For people working primarily in radio and television, industries that were advertising driven, the punitive effects of being named in Red Channels came quickly and often by surprise. In 1950, actress Jean Muir had just been cast for NBC’s “The Aldrich Family”, when suddenly her contract was cancelled for seemingly no reason. Only after being pushed for an answer did the show’s sponsor, General Foods, acknowledge they had been hit with letters and phone calls from Red Channels subscribers demanding Muir be fired. In an attempt to regain her reputation, Muir offered a public statement, exclaiming, “I am not a communist, have never been one and believe that the communists represent a vicious and destructive force, and I am opposed to them." But despite her public atonement and the hundreds of phone calls supporting her, General Foods refused to re-hire her, claiming they couldn’t support “controversial persons.” Muir wouldn’t appear on TV for eight more years.

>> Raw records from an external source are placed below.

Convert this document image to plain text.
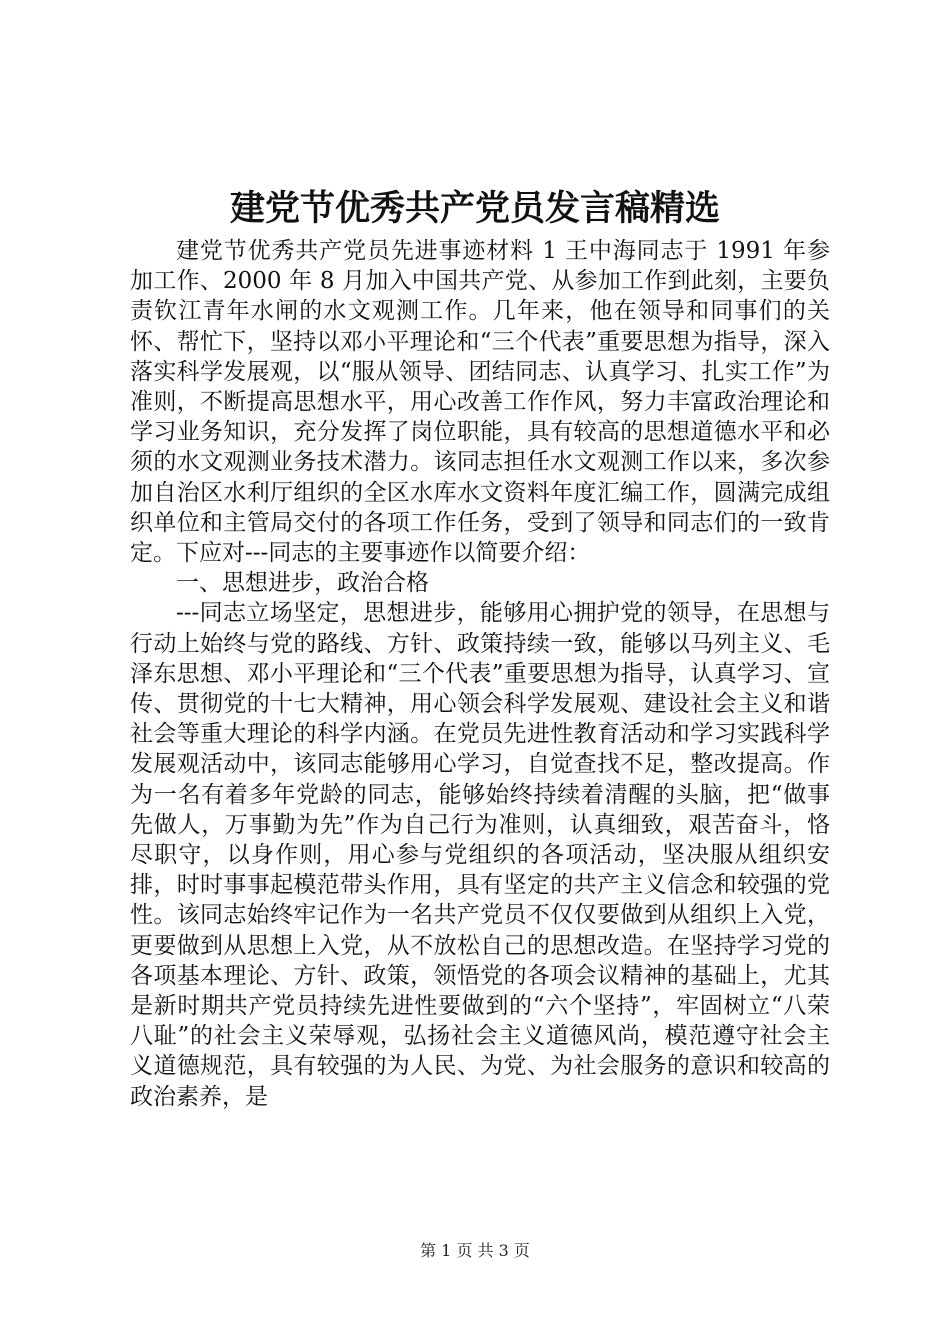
建党节优秀共产党员发言稿精选

建党节优秀共产党员先进事迹材料 1 王中海同志于 1991 年参加工作、2000 年 8 月加入中国共产党、从参加工作到此刻，主要负责钦江青年水闸的水文观测工作。几年来，他在领导和同事们的关怀、帮忙下，坚持以邓小平理论和“三个代表”重要思想为指导，深入落实科学发展观，以“服从领导、团结同志、认真学习、扎实工作”为准则，不断提高思想水平，用心改善工作作风，努力丰富政治理论和学习业务知识，充分发挥了岗位职能，具有较高的思想道德水平和必须的水文观测业务技术潜力。该同志担任水文观测工作以来，多次参加自治区水利厅组织的全区水库水文资料年度汇编工作，圆满完成组织单位和主管局交付的各项工作任务，受到了领导和同志们的一致肯定。下应对---同志的主要事迹作以简要介绍：

一、思想进步，政治合格

---同志立场坚定，思想进步，能够用心拥护党的领导，在思想与行动上始终与党的路线、方针、政策持续一致，能够以马列主义、毛泽东思想、邓小平理论和“三个代表”重要思想为指导，认真学习、宣传、贯彻党的十七大精神，用心领会科学发展观、建设社会主义和谐社会等重大理论的科学内涵。在党员先进性教育活动和学习实践科学发展观活动中，该同志能够用心学习，自觉查找不足，整改提高。作为一名有着多年党龄的同志，能够始终持续着清醒的头脑，把“做事先做人，万事勤为先”作为自己行为准则，认真细致，艰苦奋斗，恪尽职守，以身作则，用心参与党组织的各项活动，坚决服从组织安排，时时事事起模范带头作用，具有坚定的共产主义信念和较强的党性。该同志始终牢记作为一名共产党员不仅仅要做到从组织上入党，更要做到从思想上入党，从不放松自己的思想改造。在坚持学习党的各项基本理论、方针、政策，领悟党的各项会议精神的基础上，尤其是新时期共产党员持续先进性要做到的“六个坚持”，牢固树立“八荣八耻”的社会主义荣辱观，弘扬社会主义道德风尚，模范遵守社会主义道德规范，具有较强的为人民、为党、为社会服务的意识和较高的政治素养，是

第 1 页 共 3 页
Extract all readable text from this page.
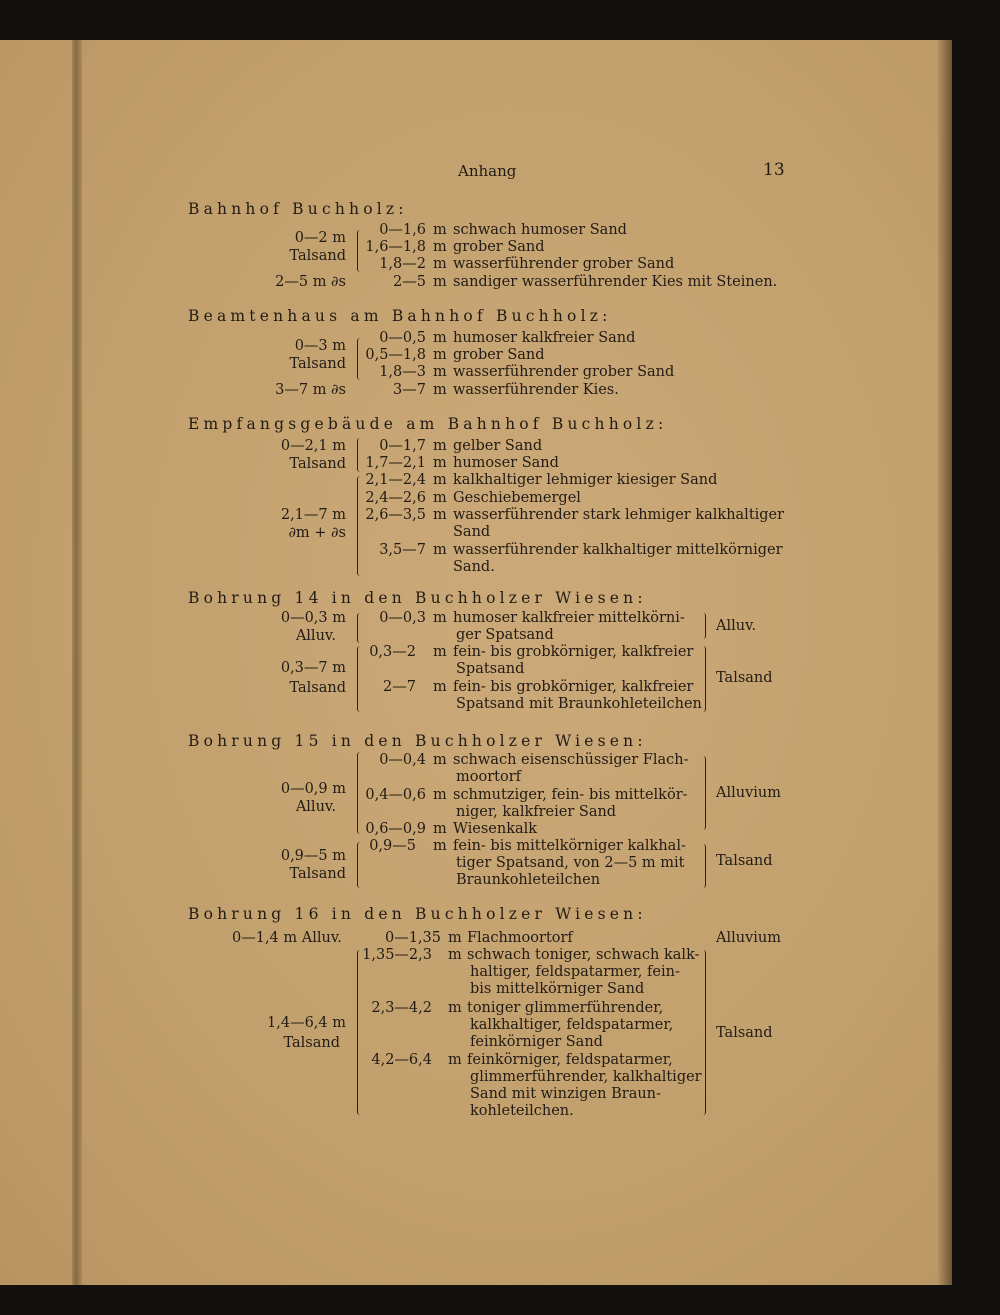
Anhang	13
Bahnhof Buchholz:
0—2 m
Talsand
2—5 m ∂s
0—1,6 m schwach humoser Sand
1,6—1,8 m grober Sand
1,8—2 m wasserführender grober Sand
2—5 m sandiger wasserführender Kies mit Steinen.
Beamtenhaus am Bahnhof Buchholz:
0—3 m
Talsand
3—7 m ∂s
0—0,5 m humoser kalkfreier Sand
0,5—1,8 m grober Sand
1,8—3 m wasserführender grober Sand
3—7 m wasserführender Kies.
Empfangsgebäude am Bahnhof Buchholz:
0—2,1 m
Talsand
2,1—7 m
∂m + ∂s
0—1,7 m gelber Sand
1,7—2,1 m humoser Sand
2,1—2,4 m kalkhaltiger lehmiger kiesiger Sand
2,4—2,6 m Geschiebemergel
2,6—3,5 m wasserführender stark lehmiger kalkhaltiger
Sand
3,5—7 m wasserführender kalkhaltiger mittelkörniger
Sand.
Bohrung 14 in den Buchholzer Wiesen:
0—0,3 m
Alluv.
0,3—7 m
Talsand
0—0,3 m humoser kalkfreier mittelkörni-
ger Spatsand
0,3—2 m fein- bis grobkörniger, kalkfreier
Spatsand
2—7 m fein- bis grobkörniger, kalkfreier
Spatsand mit Braunkohleteilchen
Alluv.
Talsand
Bohrung 15 in den Buchholzer Wiesen:
0—0,9 m
Alluv.
0,9—5 m
Talsand
0—0,4 m schwach eisenschüssiger Flach-
moortorf
0,4—0,6 m schmutziger, fein- bis mittelkör-
niger, kalkfreier Sand
0,6—0,9 m Wiesenkalk
0,9—5 m fein- bis mittelkörniger kalkhal-
tiger Spatsand, von 2—5 m mit
Braunkohleteilchen
Alluvium
Talsand
Bohrung 16 in den Buchholzer Wiesen:
0—1,4 m Alluv.
1,4—6,4 m
Talsand
0—1,35 m Flachmoortorf
1,35—2,3 m schwach toniger, schwach kalk-
haltiger, feldspatarmer, fein-
bis mittelkörniger Sand
2,3—4,2 m toniger glimmerführender,
kalkhaltiger, feldspatarmer,
feinkörniger Sand
4,2—6,4 m feinkörniger, feldspatarmer,
glimmerführender, kalkhaltiger
Sand mit winzigen Braun-
kohleteilchen.
Alluvium
Talsand
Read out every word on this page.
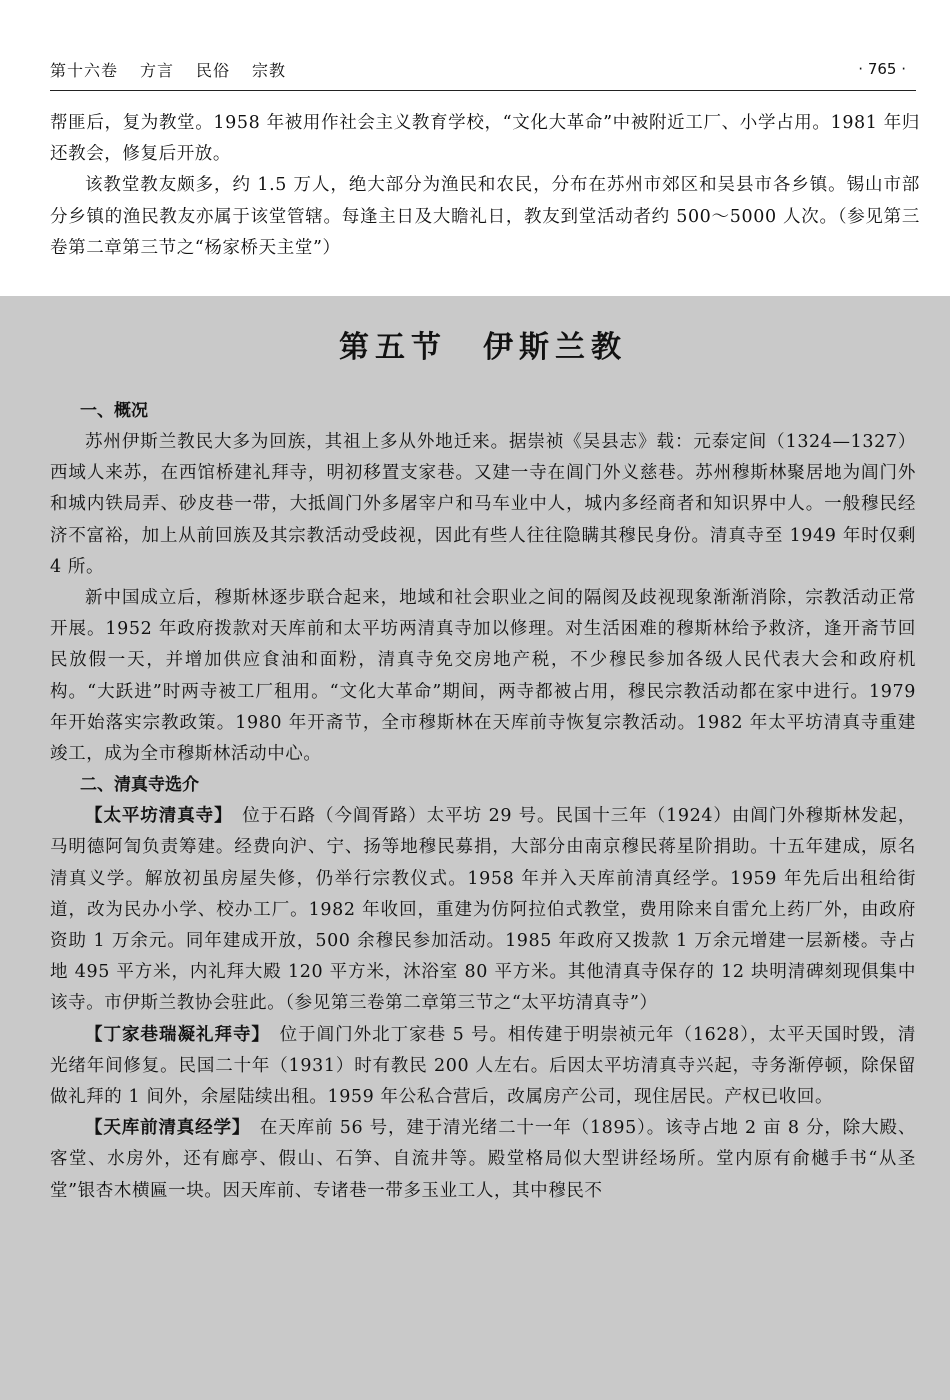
第十六卷 方言 民俗 宗教	· 765 ·

帮匪后，复为教堂。1958 年被用作社会主义教育学校，“文化大革命”中被附近工厂、小学占用。1981 年归还教会，修复后开放。

该教堂教友颇多，约 1.5 万人，绝大部分为渔民和农民，分布在苏州市郊区和吴县市各乡镇。锡山市部分乡镇的渔民教友亦属于该堂管辖。每逢主日及大瞻礼日，教友到堂活动者约 500～5000 人次。（参见第三卷第二章第三节之“杨家桥天主堂”）

第五节　伊斯兰教
一、概况

苏州伊斯兰教民大多为回族，其祖上多从外地迁来。据崇祯《吴县志》载：元泰定间（1324—1327）西域人来苏，在西馆桥建礼拜寺，明初移置支家巷。又建一寺在阊门外义慈巷。苏州穆斯林聚居地为阊门外和城内铁局弄、砂皮巷一带，大抵阊门外多屠宰户和马车业中人，城内多经商者和知识界中人。一般穆民经济不富裕，加上从前回族及其宗教活动受歧视，因此有些人往往隐瞒其穆民身份。清真寺至 1949 年时仅剩 4 所。

新中国成立后，穆斯林逐步联合起来，地域和社会职业之间的隔阂及歧视现象渐渐消除，宗教活动正常开展。1952 年政府拨款对天库前和太平坊两清真寺加以修理。对生活困难的穆斯林给予救济，逢开斋节回民放假一天，并增加供应食油和面粉，清真寺免交房地产税，不少穆民参加各级人民代表大会和政府机构。“大跃进”时两寺被工厂租用。“文化大革命”期间，两寺都被占用，穆民宗教活动都在家中进行。1979 年开始落实宗教政策。1980 年开斋节，全市穆斯林在天库前寺恢复宗教活动。1982 年太平坊清真寺重建竣工，成为全市穆斯林活动中心。

二、清真寺选介

【太平坊清真寺】　位于石路（今阊胥路）太平坊 29 号。民国十三年（1924）由阊门外穆斯林发起，马明德阿訇负责筹建。经费向沪、宁、扬等地穆民募捐，大部分由南京穆民蒋星阶捐助。十五年建成，原名清真义学。解放初虽房屋失修，仍举行宗教仪式。1958 年并入天库前清真经学。1959 年先后出租给街道，改为民办小学、校办工厂。1982 年收回，重建为仿阿拉伯式教堂，费用除来自雷允上药厂外，由政府资助 1 万余元。同年建成开放，500 余穆民参加活动。1985 年政府又拨款 1 万余元增建一层新楼。寺占地 495 平方米，内礼拜大殿 120 平方米，沐浴室 80 平方米。其他清真寺保存的 12 块明清碑刻现俱集中该寺。市伊斯兰教协会驻此。（参见第三卷第二章第三节之“太平坊清真寺”）

【丁家巷瑞凝礼拜寺】　位于阊门外北丁家巷 5 号。相传建于明崇祯元年（1628），太平天国时毁，清光绪年间修复。民国二十年（1931）时有教民 200 人左右。后因太平坊清真寺兴起，寺务渐停顿，除保留做礼拜的 1 间外，余屋陆续出租。1959 年公私合营后，改属房产公司，现住居民。产权已收回。

【天库前清真经学】　在天库前 56 号，建于清光绪二十一年（1895）。该寺占地 2 亩 8 分，除大殿、客堂、水房外，还有廊亭、假山、石笋、自流井等。殿堂格局似大型讲经场所。堂内原有俞樾手书“从圣堂”银杏木横匾一块。因天库前、专诸巷一带多玉业工人，其中穆民不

People named in Red Channels often found themselves fighting shadows, since few broadcast executives, or adverting agencies explicitly cited one’s inclusion on the list as the reason their phones suddenly stopped ringing. As one ad executive anonymously explained at the time, “Nobody has to tell me not to use anybody listed in Red Channels…I just know not to.” Those trying to reclaim their reputation after being listed found the path often perilous and unclear. Lena Horne sought the help of various respected conservative figures, including TV host Ed Sullivan and Red Channels’ editor Theodore C. Kirkpatrick, who approved a statement Sullivan ran in his column in 1951. “No minority group in the country within the past ten years has made the advances scored by the Negroes,” wrote Horne. “We would have made even greater advances if the communists didn’t deliberately try to confuse the issue and stir agitation.” But even after her mea culpa, Horne had to wait years before she started getting TV offers again. Actress Marsha Hunt, who claimed that Red Channels “ended my career,” identified the overall cost of reclaiming one’s name: “You had to repent any official stand you may have taken, such as signing a petition for something you believed in. You had to repent all those activities that were cited under your name in Red Channels and to swear lifelong hatred and opposition to the Communist Party."